Legal Services Board chief executive Chris Kenny has spoken out in favour of the “holy grail” of diversity neutral aptitude testing across legal careers.
Addressing a legal education conference at Harvard University in America – one of the first times the LSB has seriously addressed its role in legal education – Mr Kenny also hit out at lawyers who see their ethical training as creating “a wall of professional exclusivity”.
The Bar Standards Board is currently piloting an aptitude test for bar professional training course students, while, as first revealed by Legal Futures (see story), the Law Society is considering a test for would-be legal practice course students.
Mr Kenny referred to work being done at Berkeley University about the development of aptitude testing to assess the scope to develop the skills of effective lawyering. “If this work can be successfully developed, it perhaps points towards the holy grail of a selection mechanism which can be genuinely diversity neutral, including addressing relative educational disadvantage, whilst also protecting those who really do not have the potential to progress from incurring significant levels of debt,” he said.
He added: “It would be interesting to see how this methodology could be applied at other career stages, rather than simply the decision to admit.”
Mr Kenny said professional ethics should be a “key touchstone” in the development of legal education, noting the “passionate debate at the moment about whether this should be included in undergraduate courses in the UK, on which the board has not taken any view. But ethical literacy is clearly a sine qua non for any practitioner, and it is hard to argue against its regular inculcation”.
But he added a note of caution: “Undoubtedly, the most jaw-dropping comment I have heard in my 20 months in this job was a comment from a practitioner at a conference last year that ‘You have to understand that we lawyers are more ethical than the general population because we are trained in it’. I lose count of the ways in which that comment is both wrong-headed and deeply offensive. It is easily rebutted – let’s just count how many degrees in moral philosophy Torquemada and his fellow inquisitors had – but it does highlight a real danger.
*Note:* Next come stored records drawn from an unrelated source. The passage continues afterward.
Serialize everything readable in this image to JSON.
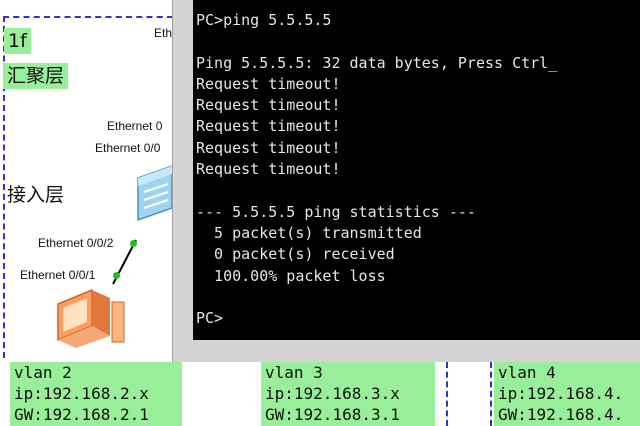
{
  "diagram": {
    "floor_label": "1f",
    "aggregation_layer_label": "汇聚层",
    "access_layer_label": "接入层",
    "ports": {
      "top_cut": "Eth",
      "switch_upper_1": "Ethernet 0",
      "switch_upper_2": "Ethernet 0/0",
      "switch_lower": "Ethernet 0/0/2",
      "pc_port": "Ethernet 0/0/1"
    },
    "vlans": [
      {
        "name": "vlan 2",
        "ip": "ip:192.168.2.x",
        "gw": "GW:192.168.2.1"
      },
      {
        "name": "vlan 3",
        "ip": "ip:192.168.3.x",
        "gw": "GW:192.168.3.1"
      },
      {
        "name": "vlan 4",
        "ip": "ip:192.168.4.",
        "gw": "GW:192.168.4."
      }
    ],
    "colors": {
      "label_bg": "#99ee99",
      "boundary": "#3333cc",
      "port_dot": "#22bb22"
    }
  },
  "terminal": {
    "lines": [
      "PC>ping 5.5.5.5",
      "",
      "Ping 5.5.5.5: 32 data bytes, Press Ctrl_",
      "Request timeout!",
      "Request timeout!",
      "Request timeout!",
      "Request timeout!",
      "Request timeout!",
      "",
      "--- 5.5.5.5 ping statistics ---",
      "  5 packet(s) transmitted",
      "  0 packet(s) received",
      "  100.00% packet loss",
      "",
      "PC>"
    ],
    "colors": {
      "background": "#000000",
      "text": "#e6e6e6",
      "frame": "#d4d4d4"
    }
  }
}
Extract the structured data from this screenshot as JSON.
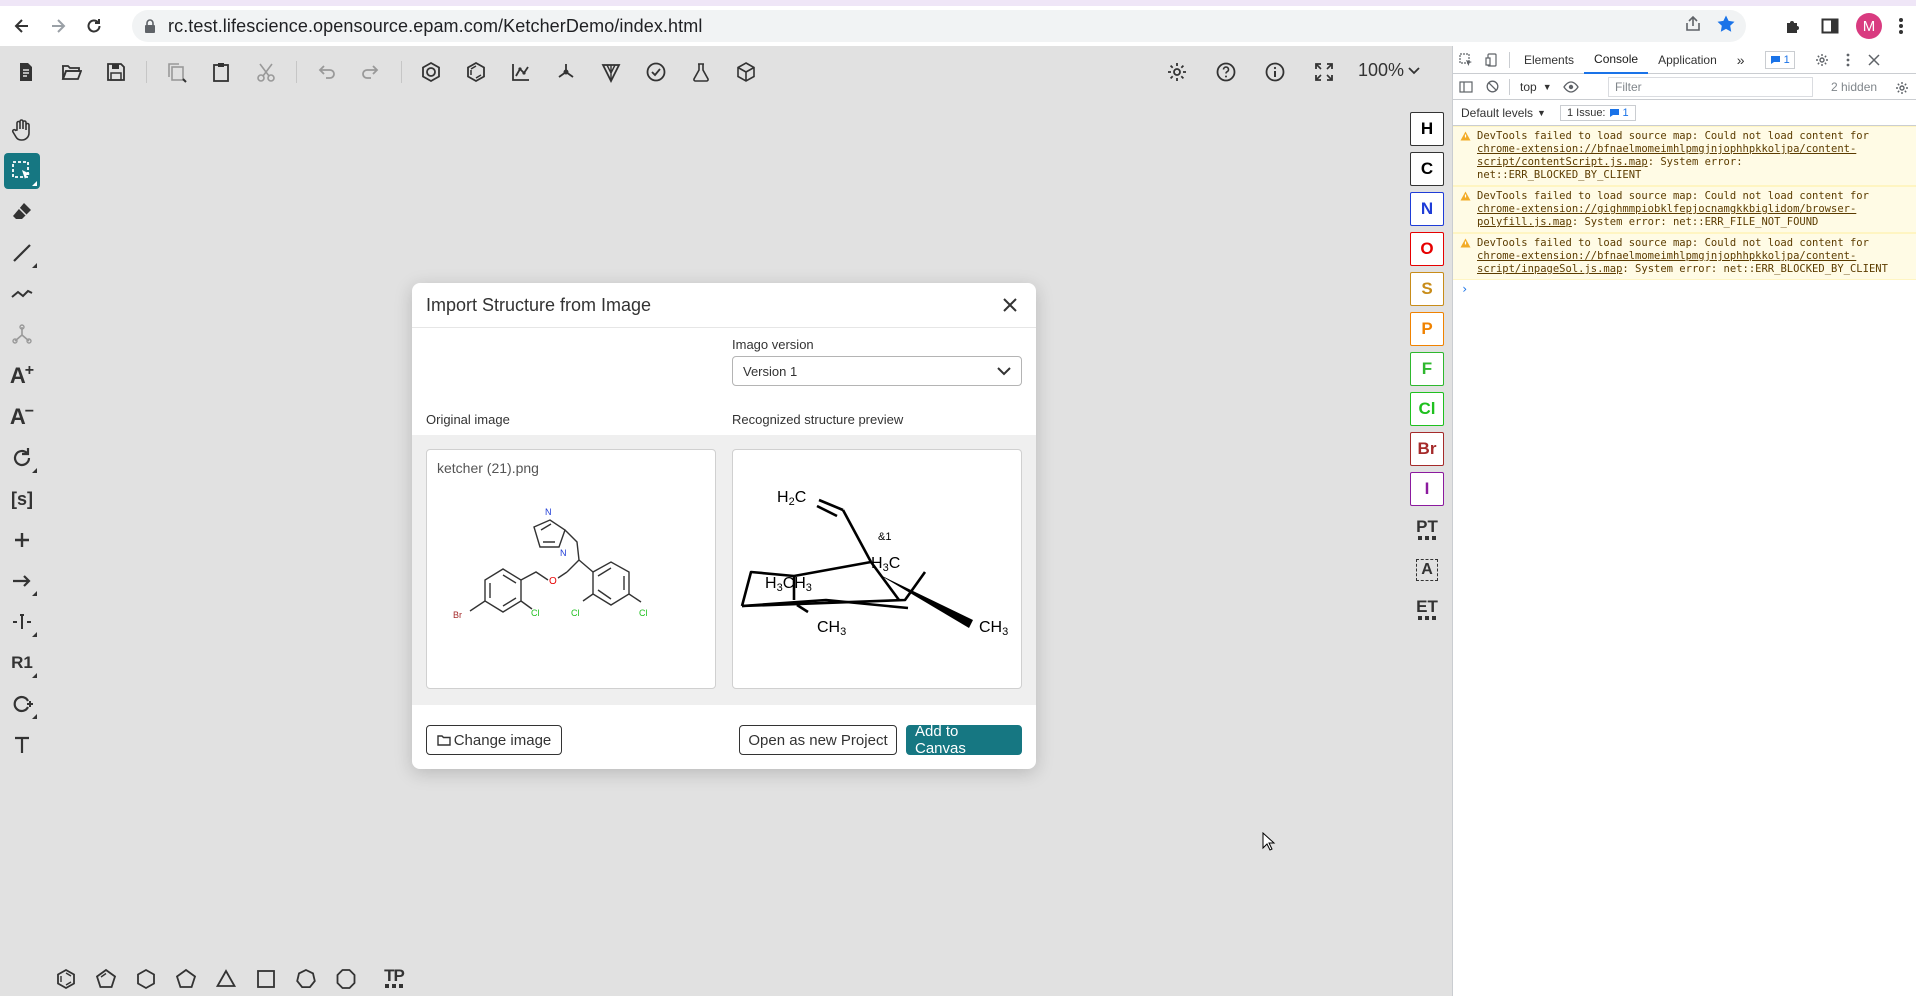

“Ethical training is all about giving practitioners a practical toolkit they can use to protect their own integrity and to build public trust. It’s not about building a wall of professional exclusivity to protect moralising self-righteousness. Deference to the professions is crumbling and using ethics as a way of restoring it is self-defeating, not least in leading to a distrust of the ethical code itself.
“Ethical training is clearly closely related to ensuring the maintenance of clear standards of conduct. As regulation in the UK moves to a model which is more outcome focused – and, I would contend as a result more ethically focused by looking at the spirit of regulation rather than the letter of rules – it is vital that education at all stages reinforces norms of acceptable behaviour.”
Also in the speech, Mr Kenny suggested that the boundary between “what is essentially still an apprenticeship model… and the culture of lifelong learning” is collapsing. “It seems unlikely that simply placing a bald requirement for x hours of undefined continuing professional development, done at the initiative of the individual practitioner alone, will look like a credible management development strategy for many firms in the future.” He
He argued too that alternative business structures (ABSs) will accelerate the trend of lawyers being prepared to trade off partnership and higher returns for a better work/life balance and lower risk. “New firms that gain a reputation for ‘good employer’ practices are likely to build a strong brand within the labour market, quite as much as within the legal services market.”
Mr Kenny’s speech will be followed next month with a major address on legal education by LSB chairman David Edmonds. Mr Kenny said the LSB has not been active in the area until now because of other priorities, nobody among the LSB’s 34 staff with a direct background in legal education and wariness because of the complexity of the issues, “where questions are easier to frame than answers”.